3. Oktober 2021
Am frühen Morgen werde ich unsanft geweckt. Das zwecks Zufuhr von Frischluft halb geöffnete Fenster knallt mit Wucht zu. Hui, was geht da draußen ein ordentlicher Wind! Abgekühlt hat es allerdings kaum. Von gestern tagsüber 23 Grad auf 21 Grad. Er ist da, hat sich eingenistet wie ein ungebetener Gast: der berühmt-berüchtigte Mistral.
Ich frühstücke zuhause und gönne mir dann einen Kaffee draußen beim Le Calendal. Die Fönwärme drückt. Doch der dramatische, graue, mit vielen Wolken gespickte Himmel besänftigt mich. Beschwingt laufe ich weiter zum Luma. Von außen konntet ihr diesen Heiligen Gral der Modernen Kunst im gestrigen Beitrag schon bewundern. Heute versuche ich euch ein paar seiner inneren Werte zu vermitteln.
Für zehn Uhr habe ich ein Zeitfenster-Ticket für den Turm erstanden. Kostenlos! Wie alle Ausstellungen hier, inklusive denjenigen in den Hallen draußen. So soll es wohl auch bis mindestens zum Jahresende bleiben.
Voller Vorfreude eile ich hin und verdränge dabei den eigentlich unausweichlichen Gedanken, dass ich eines der Highlights, nämlich die Dachterrasse im 9. Stock heute buchstäblich in den Wind schießen kann. Und so trifft es mich dann schon halbwegs unvorbereitet, dass die geniale Freiluft-Aussicht bei einer Windgeschwindigkeit von 45 km/h heute ausfällt. Man kann zwar auch im 8. Stock schöne Aussichten auf das Panorama der Stadt genießen. Aber durch die – ziemlich schmutzigen – Scheiben lässt es sich eben nicht sonderlich gut fotografieren. Egal. Denn alles andere ist toll! Fangen wir bei der Architektur an:





Aber auch die Exponate können sich sehen lassen. Angefangen beim sich drehenden Spiegel von Ólafur Elíasson, …
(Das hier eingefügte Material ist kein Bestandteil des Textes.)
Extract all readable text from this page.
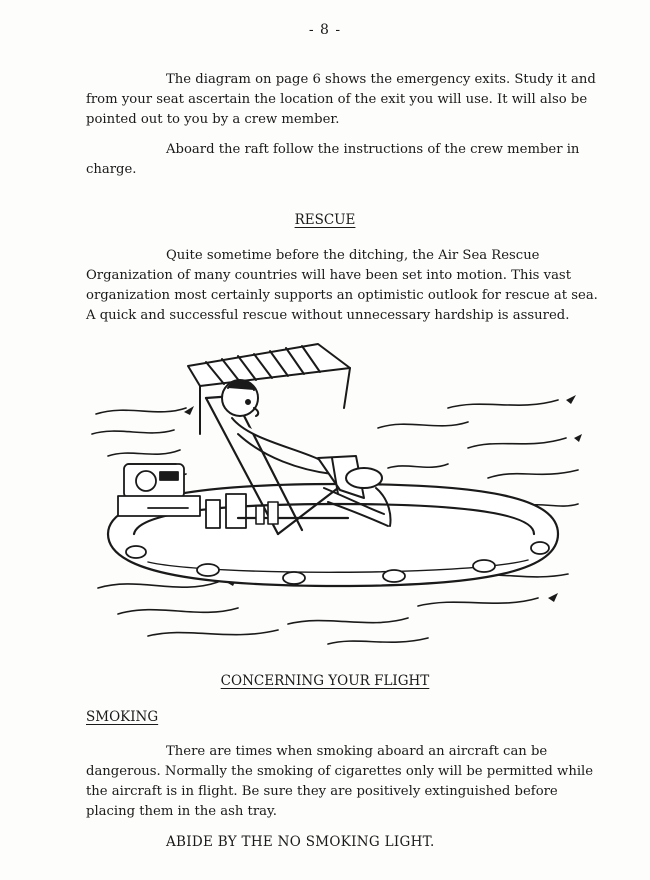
- 8 -

The diagram on page 6 shows the emergency exits. Study it and from your seat ascertain the location of the exit you will use. It will also be pointed out to you by a crew member.

Aboard the raft follow the instructions of the crew member in charge.

RESCUE

Quite sometime before the ditching, the Air Sea Rescue Organization of many countries will have been set into motion. This vast organization most certainly supports an optimistic outlook for rescue at sea. A quick and successful rescue without unnecessary hardship is assured.

CONCERNING YOUR FLIGHT
SMOKING

There are times when smoking aboard an aircraft can be dangerous. Normally the smoking of cigarettes only will be permitted while the aircraft is in flight. Be sure they are positively extinguished before placing them in the ash tray.

ABIDE BY THE NO SMOKING LIGHT.
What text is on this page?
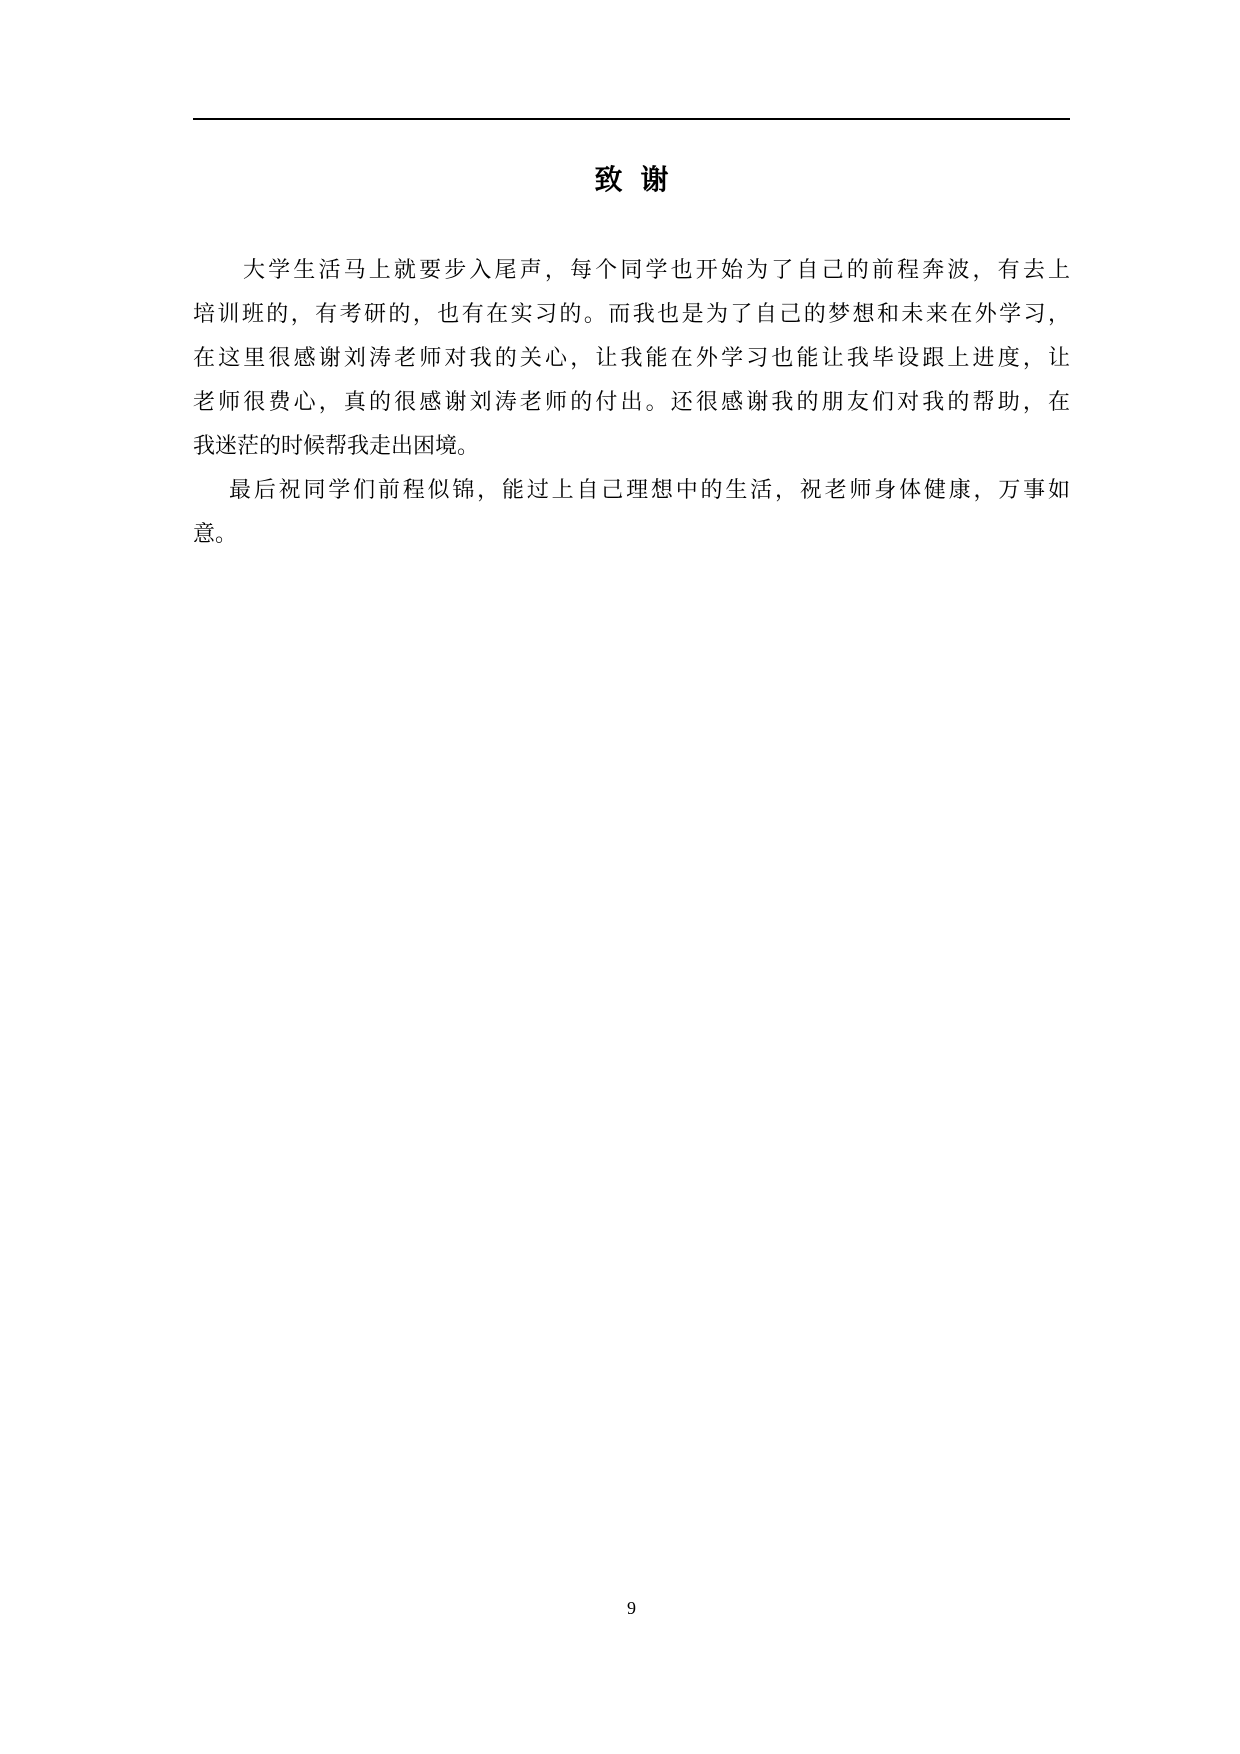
致 谢
大学生活马上就要步入尾声，每个同学也开始为了自己的前程奔波，有去上
培训班的，有考研的，也有在实习的。而我也是为了自己的梦想和未来在外学习，
在这里很感谢刘涛老师对我的关心，让我能在外学习也能让我毕设跟上进度，让
老师很费心，真的很感谢刘涛老师的付出。还很感谢我的朋友们对我的帮助，在
我迷茫的时候帮我走出困境。
最后祝同学们前程似锦，能过上自己理想中的生活，祝老师身体健康，万事如
意。
9
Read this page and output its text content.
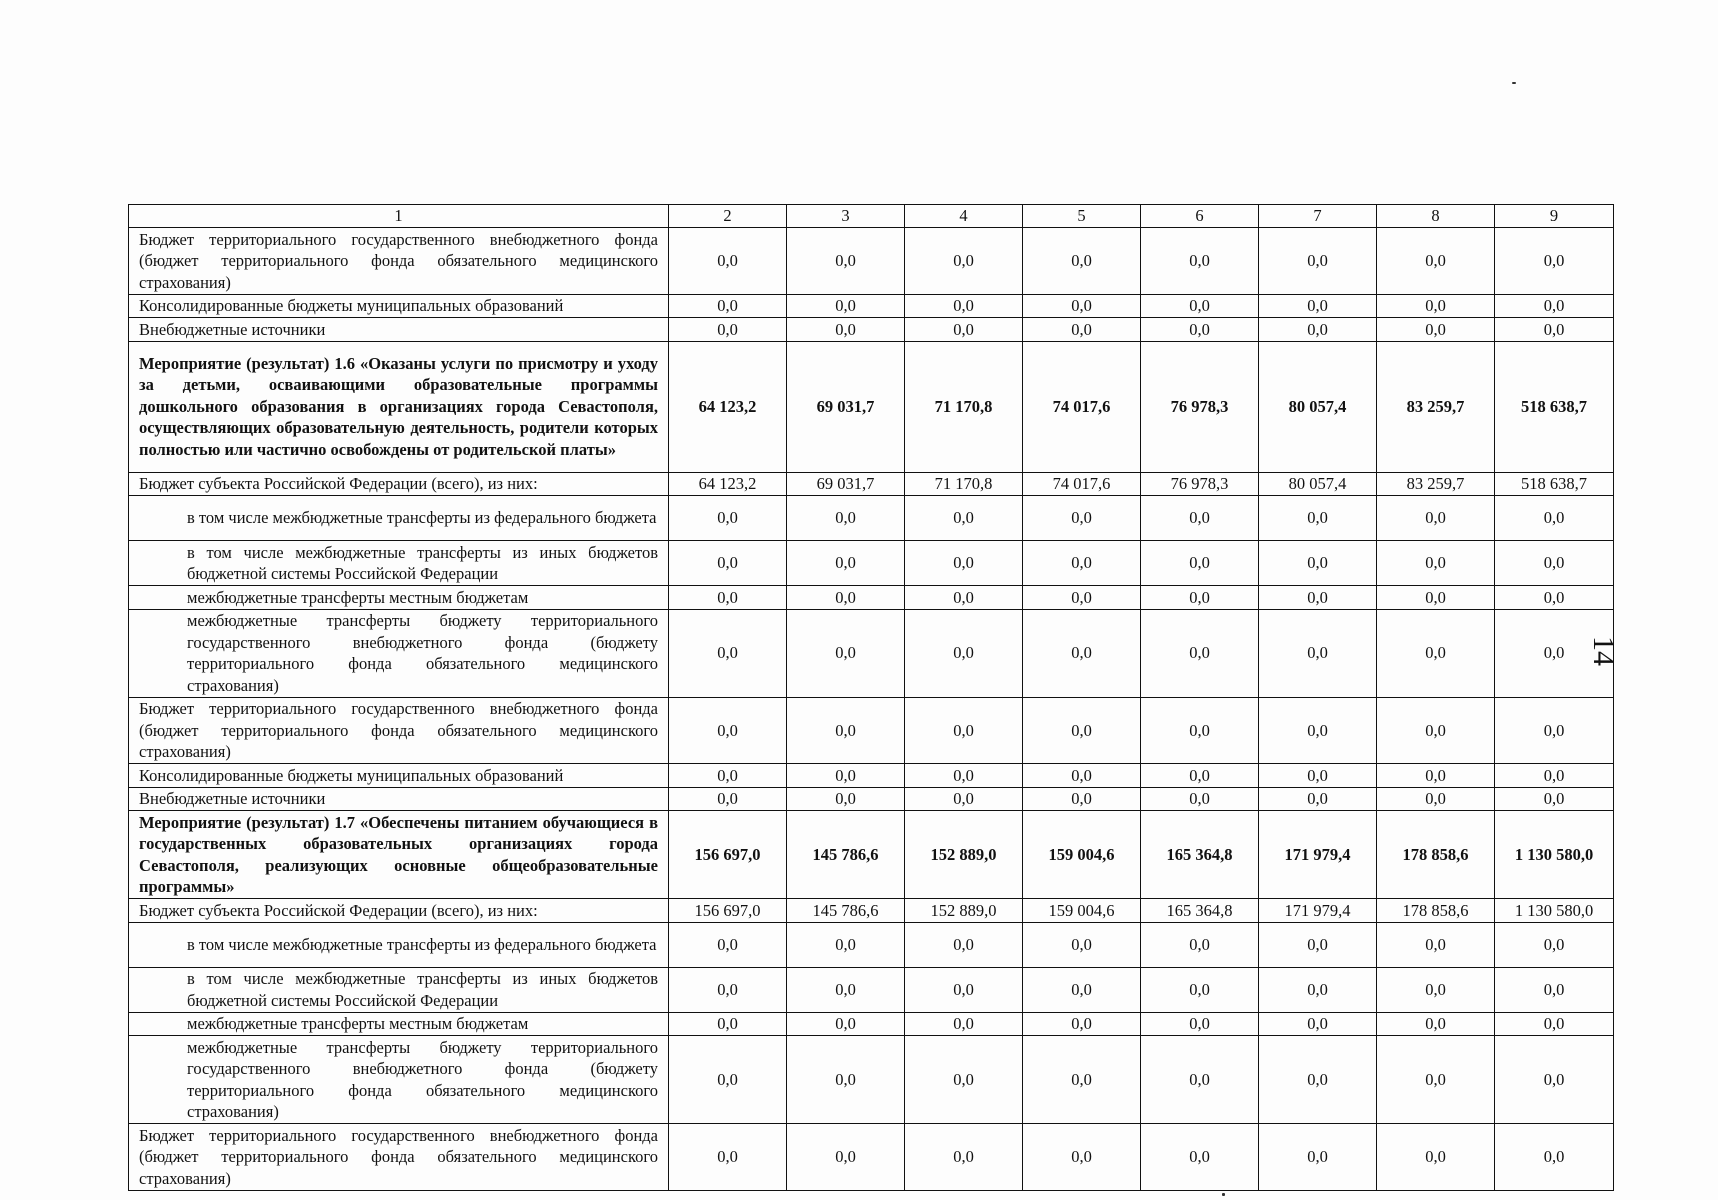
1	2	3	4	5	6	7	8	9
Бюджет территориального государственного внебюджетного фонда (бюджет территориального фонда обязательного медицинского страхования)	0,0	0,0	0,0	0,0	0,0	0,0	0,0	0,0
Консолидированные бюджеты муниципальных образований	0,0	0,0	0,0	0,0	0,0	0,0	0,0	0,0
Внебюджетные источники	0,0	0,0	0,0	0,0	0,0	0,0	0,0	0,0
Мероприятие (результат) 1.6 «Оказаны услуги по присмотру и уходу за детьми, осваивающими образовательные программы дошкольного образования в организациях города Севастополя, осуществляющих образовательную деятельность, родители которых полностью или частично освобождены от родительской платы»	64 123,2	69 031,7	71 170,8	74 017,6	76 978,3	80 057,4	83 259,7	518 638,7
Бюджет субъекта Российской Федерации (всего), из них:	64 123,2	69 031,7	71 170,8	74 017,6	76 978,3	80 057,4	83 259,7	518 638,7
в том числе межбюджетные трансферты из федерального бюджета	0,0	0,0	0,0	0,0	0,0	0,0	0,0	0,0
в том числе межбюджетные трансферты из иных бюджетов бюджетной системы Российской Федерации	0,0	0,0	0,0	0,0	0,0	0,0	0,0	0,0
межбюджетные трансферты местным бюджетам	0,0	0,0	0,0	0,0	0,0	0,0	0,0	0,0
межбюджетные трансферты бюджету территориального государственного внебюджетного фонда (бюджету территориального фонда обязательного медицинского страхования)	0,0	0,0	0,0	0,0	0,0	0,0	0,0	0,0
Бюджет территориального государственного внебюджетного фонда (бюджет территориального фонда обязательного медицинского страхования)	0,0	0,0	0,0	0,0	0,0	0,0	0,0	0,0
Консолидированные бюджеты муниципальных образований	0,0	0,0	0,0	0,0	0,0	0,0	0,0	0,0
Внебюджетные источники	0,0	0,0	0,0	0,0	0,0	0,0	0,0	0,0
Мероприятие (результат) 1.7 «Обеспечены питанием обучающиеся в государственных образовательных организациях города Севастополя, реализующих основные общеобразовательные программы»	156 697,0	145 786,6	152 889,0	159 004,6	165 364,8	171 979,4	178 858,6	1 130 580,0
Бюджет субъекта Российской Федерации (всего), из них:	156 697,0	145 786,6	152 889,0	159 004,6	165 364,8	171 979,4	178 858,6	1 130 580,0
в том числе межбюджетные трансферты из федерального бюджета	0,0	0,0	0,0	0,0	0,0	0,0	0,0	0,0
в том числе межбюджетные трансферты из иных бюджетов бюджетной системы Российской Федерации	0,0	0,0	0,0	0,0	0,0	0,0	0,0	0,0
межбюджетные трансферты местным бюджетам	0,0	0,0	0,0	0,0	0,0	0,0	0,0	0,0
межбюджетные трансферты бюджету территориального государственного внебюджетного фонда (бюджету территориального фонда обязательного медицинского страхования)	0,0	0,0	0,0	0,0	0,0	0,0	0,0	0,0
Бюджет территориального государственного внебюджетного фонда (бюджет территориального фонда обязательного медицинского страхования)	0,0	0,0	0,0	0,0	0,0	0,0	0,0	0,0
14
… über Christian Marclays 24-Stunden-Film ‚The clock‘ (lest unbedingt mal die Story dazu!) …

… bis hin zur Kollektion von Maja Hoffmann im Untergeschoss. Dort finden sich unter anderem brennende Skulpturen aus Kerzenwachs, deren größte davon genau ein Jahr nach Eröffnung dieser Ausstellung komplett heruntergebrannt sein soll.



Weitere moderne Werke und diverse hochkarätige Fotoausstellungen, darunter Werke von Diane Arbus und Annie Leibovitz, ergänzen die Vielfalt dessen, was hier geboten wird.


Sehr zufrieden verlasse ich das LUMA und laufe zurück in die Innenstadt. Hier beginne ich, auf den Spuren Vincent van Goghs zu wandeln. Meine erste Station ist der Espace van Gogh. Hier im ehemaligen Hospital Hôtel Dieu und heutigen Kulturzentrum wurde der begnadete Künstler gepflegt, nachdem er sich im Wahn einen Teil seines Ohres abgeschnitten hatte. Eines seiner berühmten Gemälde, nämlich ‚Garten des Hospitals in Arles‘ entstand genau hier.


Nach dem Mittagessen unternehme ich einen Verdauungsspaziergang zur rund drei Kilometer außerhalb des Zentrums gelegenen Brücke von Langlois, auch als Van-Gogh-Brücke bekannt. Die über einen Schifffahrtskanal gebaute Klappbrücke mit zwei Brückenteilen faszinierte den Maler, weil sie ihn an die zahlreichen Kanäle in seiner niederländischen Heimat erinnerte. Van Gogh malte dieses Motiv mehr als zehn Mal! Die heutige Brücke ist jedoch nicht identisch mit derjenigen auf seinen Gemälden, sondern ein Nachbau der Brücke von Fos.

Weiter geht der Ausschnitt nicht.